Einsum
Einsum can make multi-dimensional linear algebraic array operations simple, with unified syntax. It is simpler to describe it using math than words. I will give a few examples of its usage in PyTorch.
Notation:
- The entry in row \(i\), column \(j\) of matrix \(A\) is denoted by \(A_{i,j}\).
- An entry in a three diemensional tensor \(X\) will be similarly denoted \(X_{b, i, j}\).
- \(X_{b, :, :}\) is a matrix corresponding to the batch element \(b\) of the 3D tensor \(X\).
We have matrices $X$ and $Y$, and want to implement $Z=XY$, where
\begin{equation} Z_{i,k} = \sum_{j} X_{i,j} Y_{j,k} \end{equation}
In PyTorch, this can be implemented as
Z = torch.einsum('ij, jk -> ik', X, Y)
Now, suppose that \(X\) and \(Y\) represent 3-D tensors, where the first dimension represents a batch dimension, and we want to perform matrix multiplication over the last two dimenensions, for each batch element. \begin{equation} Z_{b, i,k} = \sum_{j} X_{b, i,j} Y_{b, j,k} \end{equation}
In PyTorch, this can be implemented as
Z = torch.einsum('bij, bjk -> bik', X, Y)

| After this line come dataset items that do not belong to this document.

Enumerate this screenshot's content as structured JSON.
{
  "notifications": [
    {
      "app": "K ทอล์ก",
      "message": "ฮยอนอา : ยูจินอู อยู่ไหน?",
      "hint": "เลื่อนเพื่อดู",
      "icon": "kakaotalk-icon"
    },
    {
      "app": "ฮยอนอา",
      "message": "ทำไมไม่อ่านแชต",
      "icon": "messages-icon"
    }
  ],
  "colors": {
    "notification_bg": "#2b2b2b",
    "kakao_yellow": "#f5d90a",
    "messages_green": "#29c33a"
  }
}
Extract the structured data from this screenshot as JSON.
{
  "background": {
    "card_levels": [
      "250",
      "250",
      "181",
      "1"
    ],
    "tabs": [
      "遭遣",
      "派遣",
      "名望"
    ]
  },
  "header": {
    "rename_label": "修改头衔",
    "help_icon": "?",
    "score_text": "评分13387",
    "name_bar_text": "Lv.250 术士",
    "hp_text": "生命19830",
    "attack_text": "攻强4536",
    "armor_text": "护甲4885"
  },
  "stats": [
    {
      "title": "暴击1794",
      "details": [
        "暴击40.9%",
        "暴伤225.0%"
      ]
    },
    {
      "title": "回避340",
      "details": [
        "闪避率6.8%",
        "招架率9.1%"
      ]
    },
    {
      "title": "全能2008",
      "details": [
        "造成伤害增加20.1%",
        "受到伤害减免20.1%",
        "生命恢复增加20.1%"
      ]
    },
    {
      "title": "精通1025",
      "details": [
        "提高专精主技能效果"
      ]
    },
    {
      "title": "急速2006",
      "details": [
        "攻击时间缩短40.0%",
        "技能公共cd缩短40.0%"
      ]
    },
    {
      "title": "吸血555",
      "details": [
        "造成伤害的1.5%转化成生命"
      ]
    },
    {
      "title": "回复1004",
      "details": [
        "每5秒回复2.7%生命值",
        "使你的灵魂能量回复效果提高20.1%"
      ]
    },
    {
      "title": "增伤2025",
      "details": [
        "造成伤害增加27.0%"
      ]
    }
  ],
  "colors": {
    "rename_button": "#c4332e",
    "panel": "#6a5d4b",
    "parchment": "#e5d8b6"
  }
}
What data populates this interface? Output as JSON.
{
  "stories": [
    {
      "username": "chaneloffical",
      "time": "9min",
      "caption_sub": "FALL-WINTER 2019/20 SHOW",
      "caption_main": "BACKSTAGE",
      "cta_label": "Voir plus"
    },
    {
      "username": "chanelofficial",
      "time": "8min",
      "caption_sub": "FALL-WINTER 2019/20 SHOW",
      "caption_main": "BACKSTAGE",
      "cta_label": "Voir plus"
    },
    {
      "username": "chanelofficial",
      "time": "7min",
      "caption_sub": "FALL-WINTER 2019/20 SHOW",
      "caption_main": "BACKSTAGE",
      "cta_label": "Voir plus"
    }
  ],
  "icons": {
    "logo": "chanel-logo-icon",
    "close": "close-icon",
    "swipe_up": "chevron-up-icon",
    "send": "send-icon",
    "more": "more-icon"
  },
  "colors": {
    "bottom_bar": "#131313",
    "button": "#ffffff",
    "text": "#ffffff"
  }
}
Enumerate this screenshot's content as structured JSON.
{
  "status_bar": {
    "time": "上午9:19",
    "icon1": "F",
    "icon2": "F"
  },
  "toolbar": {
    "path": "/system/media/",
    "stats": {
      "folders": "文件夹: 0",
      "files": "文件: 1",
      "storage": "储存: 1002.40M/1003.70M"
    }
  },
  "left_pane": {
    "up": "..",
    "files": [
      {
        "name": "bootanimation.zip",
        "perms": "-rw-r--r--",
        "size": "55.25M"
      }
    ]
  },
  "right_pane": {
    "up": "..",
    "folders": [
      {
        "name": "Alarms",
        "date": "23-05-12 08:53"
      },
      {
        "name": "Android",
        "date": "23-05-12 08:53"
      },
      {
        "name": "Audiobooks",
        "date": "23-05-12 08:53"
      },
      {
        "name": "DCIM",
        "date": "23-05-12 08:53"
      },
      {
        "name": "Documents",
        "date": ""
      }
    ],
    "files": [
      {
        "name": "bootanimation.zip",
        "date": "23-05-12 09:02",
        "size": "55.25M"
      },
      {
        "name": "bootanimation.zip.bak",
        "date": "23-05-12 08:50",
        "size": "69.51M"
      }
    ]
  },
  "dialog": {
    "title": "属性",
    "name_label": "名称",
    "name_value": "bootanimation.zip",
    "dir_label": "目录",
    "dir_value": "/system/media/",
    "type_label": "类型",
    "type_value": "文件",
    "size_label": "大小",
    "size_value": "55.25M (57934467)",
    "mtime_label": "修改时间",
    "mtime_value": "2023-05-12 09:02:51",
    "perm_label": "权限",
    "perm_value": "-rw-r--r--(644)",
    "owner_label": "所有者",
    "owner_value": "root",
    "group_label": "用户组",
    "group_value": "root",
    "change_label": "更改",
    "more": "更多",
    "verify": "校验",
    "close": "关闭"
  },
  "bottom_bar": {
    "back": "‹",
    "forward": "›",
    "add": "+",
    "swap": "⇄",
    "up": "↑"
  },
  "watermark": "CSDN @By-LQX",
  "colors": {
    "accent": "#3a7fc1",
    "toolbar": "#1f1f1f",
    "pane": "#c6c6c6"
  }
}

In the final example, we compute the Gram matrix \(G_{b,:,:}=X_{b,:,:}^T X_{b,:,:}\) over the last two dimensions of 3-D array \(X\). For each batch element \(b\), we have a matrix \(X_{b,:,:}\), and compute its Gram matrix \begin{equation} G_{b,i,j} = \sum_j X_{b,j,i} X_{b,j,k} \end{equation}
So, we can implement either
G = torch.einsum('bji, bjk -> bik', X, X)
or
G = torch.einsum('bij, bjk -> bik', X.permute(0,2,1), X)